Q: Can management provide an update on our progress in hotel openings? We have raised the opening target from 1,800 to over 2,200, with annual signings exceeding this number and the current project pipeline exceeding 3,200. With further development of the supply chain, can we expect a continued increase in annual openings? Is there a limit to the annual number of openings?

A: The supply chain is crucial for us to achieve high-quality growth of 10,000 hotels in 1,000 cities. We will focus on cost-effectiveness, quality, and efficiency. In the second half of the year, we plan to enhance supply chain capabilities by introducing higher-quality suppliers to improve cost efficiency and increase efficiency to support the rapid expansion of hotels.

This year, we expect to open over 2,200 hotels, which will strengthen our regional strategy and optimize the supply chain. However, I want to emphasize that the expansion of the hotel network will always prioritize quality over scale. We will continue to develop flagship hotels, implement high-quality, sustainable growth strategies, especially in lower-tier cities. Please note that with the increase in flagship hotels, the growth in the total number of hotel rooms actually exceeds the growth in the number of hotels. Therefore, we will focus on quality rather than scale and adhere to the implementation of our high-quality growth strategy.

Q: The industry is concerned about the growth of hotel supply, especially when the hotel supply has returned to the level of 2019 and exceeded the expectations at the beginning of the year. How do you view the impact of this supply growth on industry RevPAR in the mid-term? Also, what are your expectations for H1 RevPAR performance?
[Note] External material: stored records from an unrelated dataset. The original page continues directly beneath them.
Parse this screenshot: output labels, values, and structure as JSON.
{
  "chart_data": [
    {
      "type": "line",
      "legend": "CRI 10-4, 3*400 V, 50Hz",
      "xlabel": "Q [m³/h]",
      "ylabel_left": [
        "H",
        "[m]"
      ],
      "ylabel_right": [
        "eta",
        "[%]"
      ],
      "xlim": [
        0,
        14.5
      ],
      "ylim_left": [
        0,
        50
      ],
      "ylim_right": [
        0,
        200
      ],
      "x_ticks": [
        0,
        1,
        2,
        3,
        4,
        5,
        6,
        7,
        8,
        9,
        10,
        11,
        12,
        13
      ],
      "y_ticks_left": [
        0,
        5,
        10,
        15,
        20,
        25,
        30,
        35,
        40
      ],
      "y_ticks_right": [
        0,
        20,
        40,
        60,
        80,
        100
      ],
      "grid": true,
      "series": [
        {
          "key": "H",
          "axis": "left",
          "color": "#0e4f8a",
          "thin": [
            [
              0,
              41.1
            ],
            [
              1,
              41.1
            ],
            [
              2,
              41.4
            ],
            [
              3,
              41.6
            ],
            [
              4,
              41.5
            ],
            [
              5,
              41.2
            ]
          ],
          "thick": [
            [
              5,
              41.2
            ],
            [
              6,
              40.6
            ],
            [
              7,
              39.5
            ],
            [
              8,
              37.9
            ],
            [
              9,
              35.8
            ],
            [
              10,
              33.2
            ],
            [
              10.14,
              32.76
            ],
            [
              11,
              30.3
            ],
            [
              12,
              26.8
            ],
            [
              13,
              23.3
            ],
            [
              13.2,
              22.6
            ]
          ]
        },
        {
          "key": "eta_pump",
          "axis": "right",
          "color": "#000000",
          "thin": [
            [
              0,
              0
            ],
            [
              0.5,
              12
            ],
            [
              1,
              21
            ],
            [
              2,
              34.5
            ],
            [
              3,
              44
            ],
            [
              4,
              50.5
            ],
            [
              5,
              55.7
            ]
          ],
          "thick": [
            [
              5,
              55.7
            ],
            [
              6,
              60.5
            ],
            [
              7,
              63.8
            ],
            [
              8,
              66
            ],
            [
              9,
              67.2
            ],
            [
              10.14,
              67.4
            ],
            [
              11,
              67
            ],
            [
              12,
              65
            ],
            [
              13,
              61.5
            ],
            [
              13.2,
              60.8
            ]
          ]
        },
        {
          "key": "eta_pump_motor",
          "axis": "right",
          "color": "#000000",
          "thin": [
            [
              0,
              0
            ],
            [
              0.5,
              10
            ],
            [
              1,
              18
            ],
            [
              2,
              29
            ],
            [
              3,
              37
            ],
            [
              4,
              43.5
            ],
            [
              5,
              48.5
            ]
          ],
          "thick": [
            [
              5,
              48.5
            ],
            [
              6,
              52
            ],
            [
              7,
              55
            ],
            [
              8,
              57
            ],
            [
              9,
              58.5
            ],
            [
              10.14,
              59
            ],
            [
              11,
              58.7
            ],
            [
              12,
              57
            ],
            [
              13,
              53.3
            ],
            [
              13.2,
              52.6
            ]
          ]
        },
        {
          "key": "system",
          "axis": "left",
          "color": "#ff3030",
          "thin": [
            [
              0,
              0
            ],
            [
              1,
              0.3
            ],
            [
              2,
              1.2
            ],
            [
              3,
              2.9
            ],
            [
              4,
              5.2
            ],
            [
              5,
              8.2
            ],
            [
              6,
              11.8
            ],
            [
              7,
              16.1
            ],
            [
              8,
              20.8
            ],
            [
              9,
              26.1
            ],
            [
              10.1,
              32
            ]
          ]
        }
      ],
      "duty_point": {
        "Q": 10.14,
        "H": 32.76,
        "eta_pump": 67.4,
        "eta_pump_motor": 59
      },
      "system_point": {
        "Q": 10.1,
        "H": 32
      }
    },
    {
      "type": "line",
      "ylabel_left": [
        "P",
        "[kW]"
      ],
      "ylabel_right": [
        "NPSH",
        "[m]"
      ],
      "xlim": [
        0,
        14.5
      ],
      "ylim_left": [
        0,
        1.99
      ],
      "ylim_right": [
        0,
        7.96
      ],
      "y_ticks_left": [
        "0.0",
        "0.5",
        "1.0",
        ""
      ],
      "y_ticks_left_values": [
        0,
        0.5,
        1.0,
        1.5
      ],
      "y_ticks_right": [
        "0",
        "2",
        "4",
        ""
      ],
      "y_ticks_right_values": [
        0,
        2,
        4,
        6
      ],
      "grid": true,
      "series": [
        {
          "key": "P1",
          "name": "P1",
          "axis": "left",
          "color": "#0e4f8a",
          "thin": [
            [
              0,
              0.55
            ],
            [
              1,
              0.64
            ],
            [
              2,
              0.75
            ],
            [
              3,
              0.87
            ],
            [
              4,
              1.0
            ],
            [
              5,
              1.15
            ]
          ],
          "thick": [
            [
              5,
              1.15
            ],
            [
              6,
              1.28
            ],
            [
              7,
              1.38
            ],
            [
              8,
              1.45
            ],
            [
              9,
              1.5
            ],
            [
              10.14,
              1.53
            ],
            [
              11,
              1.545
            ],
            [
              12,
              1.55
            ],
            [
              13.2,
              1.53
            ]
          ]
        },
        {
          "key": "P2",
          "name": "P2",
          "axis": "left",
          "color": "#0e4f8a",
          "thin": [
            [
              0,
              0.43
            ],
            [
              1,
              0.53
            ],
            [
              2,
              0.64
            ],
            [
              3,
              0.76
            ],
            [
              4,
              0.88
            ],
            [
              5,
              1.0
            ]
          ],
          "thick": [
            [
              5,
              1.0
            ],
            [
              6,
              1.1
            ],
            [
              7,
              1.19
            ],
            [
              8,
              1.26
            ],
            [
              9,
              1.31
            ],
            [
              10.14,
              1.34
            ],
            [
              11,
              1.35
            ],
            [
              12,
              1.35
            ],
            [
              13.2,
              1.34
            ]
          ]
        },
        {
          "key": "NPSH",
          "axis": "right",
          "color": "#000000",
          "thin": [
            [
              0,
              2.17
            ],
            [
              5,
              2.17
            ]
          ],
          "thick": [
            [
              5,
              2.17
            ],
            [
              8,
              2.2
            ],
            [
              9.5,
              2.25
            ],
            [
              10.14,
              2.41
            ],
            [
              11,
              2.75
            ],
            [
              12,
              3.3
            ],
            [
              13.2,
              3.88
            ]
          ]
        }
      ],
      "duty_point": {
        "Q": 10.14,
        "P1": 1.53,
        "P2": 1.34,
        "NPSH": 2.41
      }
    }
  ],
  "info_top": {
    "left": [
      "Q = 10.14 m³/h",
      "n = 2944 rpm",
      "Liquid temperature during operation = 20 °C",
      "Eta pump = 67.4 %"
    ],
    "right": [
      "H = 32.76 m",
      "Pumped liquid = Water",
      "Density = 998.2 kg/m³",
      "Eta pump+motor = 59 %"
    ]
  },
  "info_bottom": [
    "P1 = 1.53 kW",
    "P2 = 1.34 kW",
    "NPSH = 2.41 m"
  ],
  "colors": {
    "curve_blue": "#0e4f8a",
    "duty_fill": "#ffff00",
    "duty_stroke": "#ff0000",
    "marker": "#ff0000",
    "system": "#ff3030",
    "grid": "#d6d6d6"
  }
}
The guidance for RevPAR growth in the second half of the year seems to have weakened, how will this affect profit margins? Involving the DH brand, given its strong performance in the second quarter and accelerated growth in the number of hotels, do you have any long-term development plans, especially in the Asian market?

A: The Chinese hotel market has matured, and supply and demand will tend to balance. While new suppliers continue to emerge, what the market truly needs is high-quality supply. We focus on providing high-quality services and growth to maintain competitiveness. In the long term, the growth of RevPAR in the United States is positively correlated with GDP and inflation, influenced by macroeconomic factors. With strong brands, products, and organizational capabilities, we are confident in our long-term market competitiveness.

Our strategy includes three points: first, asset-light transformation to reduce leased and owned hotels; second, continuous cost control and efficiency improvement to ensure profitability and cash flow; third, leveraging the DH brand for development in the Middle East and Asia-Pacific regions.

In the short term, market RevPAR may fluctuate, but in the long term, we expect good growth and aim to lead the market through product upgrades and membership programs. The transformation of the business model will lead to long-term profit margin improvement. We have also implemented flexible budgets and rolling forecasts to respond quickly to market changes, optimize expenses through precise measurement of return on investment, and achieve better long-term profit margin performance.